Let's give the credit where it's due. The premise - of a young boy being cast in girl's roles in movies - is interesting, but the screenplay and direction [Sudipto Chattopadhyay] are so abstract that I was actually wondering, how could a reputed film-maker like Sanjay Gupta and celebrated actor Bipasha Basu green-light this project? Or, let me put it this way, what did they see in the script of this film?
Frankly, Pankh made no sense to me and at the end of the screening, I only felt sorry for myself since I wasted two precious hours of my life on something that wasn't worth it.
Baby Kusum was a child star. But Kusum was actually a boy, working as a girl in movies. Born as Jerry. Christened Master Jai for the movies. Rechristened Baby Kusum to play a girl. Mary and Jerry, the mother and son, are caught in a turbulent relationship.

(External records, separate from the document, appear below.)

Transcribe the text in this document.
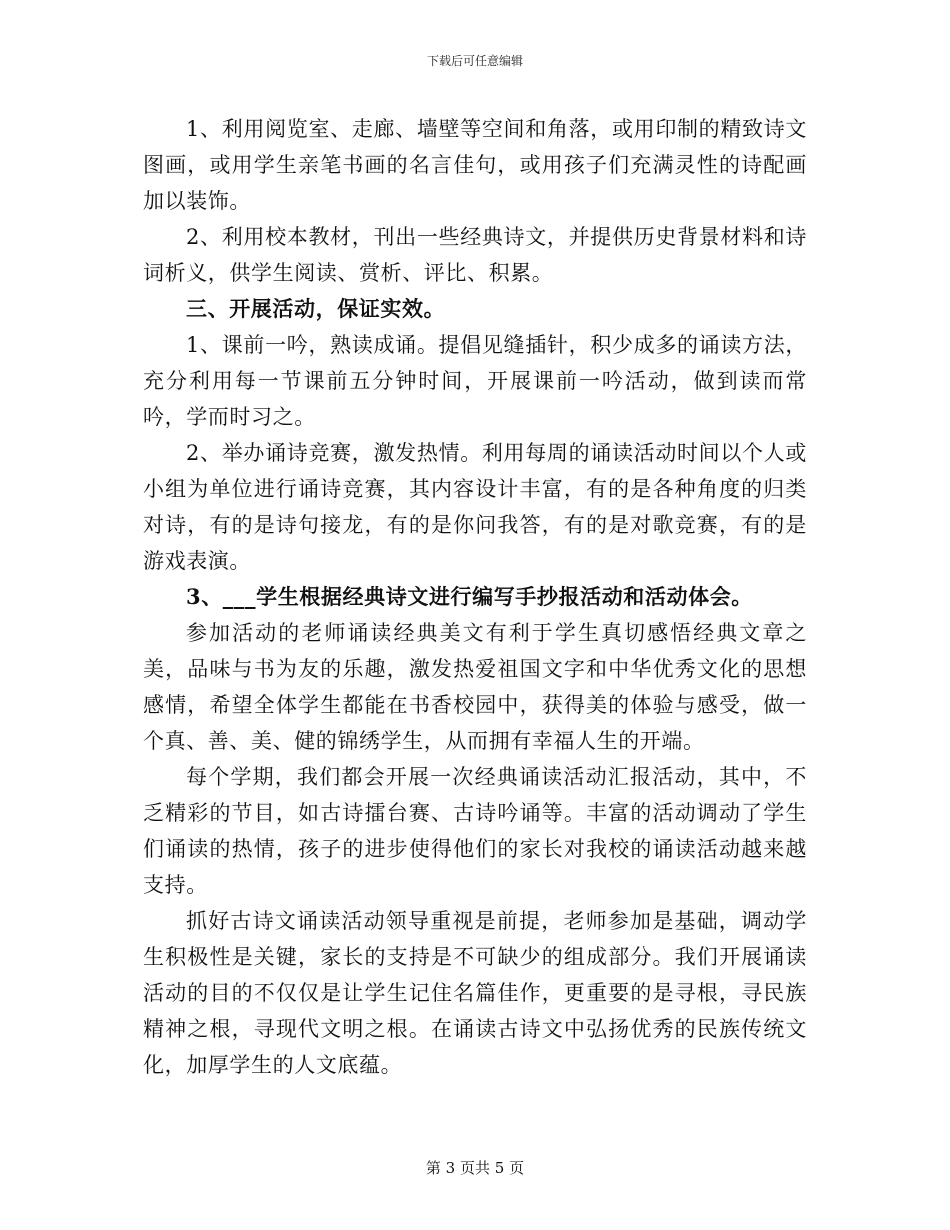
下载后可任意编辑

1、利用阅览室、走廊、墙壁等空间和角落，或用印制的精致诗文图画，或用学生亲笔书画的名言佳句，或用孩子们充满灵性的诗配画加以装饰。

2、利用校本教材，刊出一些经典诗文，并提供历史背景材料和诗词析义，供学生阅读、赏析、评比、积累。

三、开展活动，保证实效。

1、课前一吟，熟读成诵。提倡见缝插针，积少成多的诵读方法，充分利用每一节课前五分钟时间，开展课前一吟活动，做到读而常吟，学而时习之。

2、举办诵诗竞赛，激发热情。利用每周的诵读活动时间以个人或小组为单位进行诵诗竞赛，其内容设计丰富，有的是各种角度的归类对诗，有的是诗句接龙，有的是你问我答，有的是对歌竞赛，有的是游戏表演。

3、___学生根据经典诗文进行编写手抄报活动和活动体会。

参加活动的老师诵读经典美文有利于学生真切感悟经典文章之美，品味与书为友的乐趣，激发热爱祖国文字和中华优秀文化的思想感情，希望全体学生都能在书香校园中，获得美的体验与感受，做一个真、善、美、健的锦绣学生，从而拥有幸福人生的开端。

每个学期，我们都会开展一次经典诵读活动汇报活动，其中，不乏精彩的节目，如古诗擂台赛、古诗吟诵等。丰富的活动调动了学生们诵读的热情，孩子的进步使得他们的家长对我校的诵读活动越来越支持。

抓好古诗文诵读活动领导重视是前提，老师参加是基础，调动学生积极性是关键，家长的支持是不可缺少的组成部分。我们开展诵读活动的目的不仅仅是让学生记住名篇佳作，更重要的是寻根，寻民族精神之根，寻现代文明之根。在诵读古诗文中弘扬优秀的民族传统文化，加厚学生的人文底蕴。

第 3 页共 5 页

Nothing works in Pankh. The protagonist is besotted by a stunning looking actress and even fantasises about her, so why this hullabaloo about his sexual identity? And pray, what is Bipasha doing in so many avtaars? Did she walk on the set straight out of a fashion show?
Talking of performances, Maradona Rebello tries hard to look convincing. Bipasha suffers due to poor characterisation. Mahesh Manjrekar hams to the hilt. Ronit Roy is lifeless. Lilette Dubey is hysterical. Daya Shanker Pandey is quite good. Amit Purohit needs to polish his acting skills. Sanjeeda Sheikh is convincing. Asha Sachdev gets the role right.

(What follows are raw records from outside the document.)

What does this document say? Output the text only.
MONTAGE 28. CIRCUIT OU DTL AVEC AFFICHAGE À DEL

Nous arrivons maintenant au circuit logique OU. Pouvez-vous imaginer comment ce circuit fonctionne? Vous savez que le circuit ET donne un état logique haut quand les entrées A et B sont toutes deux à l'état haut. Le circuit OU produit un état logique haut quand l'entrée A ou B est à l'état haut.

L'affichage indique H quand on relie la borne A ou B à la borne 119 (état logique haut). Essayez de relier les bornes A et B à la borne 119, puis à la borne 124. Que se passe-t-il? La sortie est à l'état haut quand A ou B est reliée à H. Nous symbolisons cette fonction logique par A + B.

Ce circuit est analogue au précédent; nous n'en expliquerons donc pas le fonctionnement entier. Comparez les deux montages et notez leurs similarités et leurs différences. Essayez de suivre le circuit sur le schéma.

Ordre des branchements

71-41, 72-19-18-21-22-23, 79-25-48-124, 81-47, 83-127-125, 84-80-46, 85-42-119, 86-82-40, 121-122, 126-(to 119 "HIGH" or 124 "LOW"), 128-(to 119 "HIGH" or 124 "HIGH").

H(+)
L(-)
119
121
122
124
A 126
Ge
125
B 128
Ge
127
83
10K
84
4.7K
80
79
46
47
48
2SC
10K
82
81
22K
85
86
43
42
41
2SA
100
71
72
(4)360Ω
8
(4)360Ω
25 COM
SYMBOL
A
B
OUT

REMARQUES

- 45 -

On the whole, Pankh has nothing to offer!
A lot of bizarre experiments are being made in the name of art house/experimental cinema. Precious raw stock, precious time and precious resources are being utilised to create movies which are so weird that only its creator would know what he's actually trying to say. Pankh is one of those films, which, frankly, makes no sense.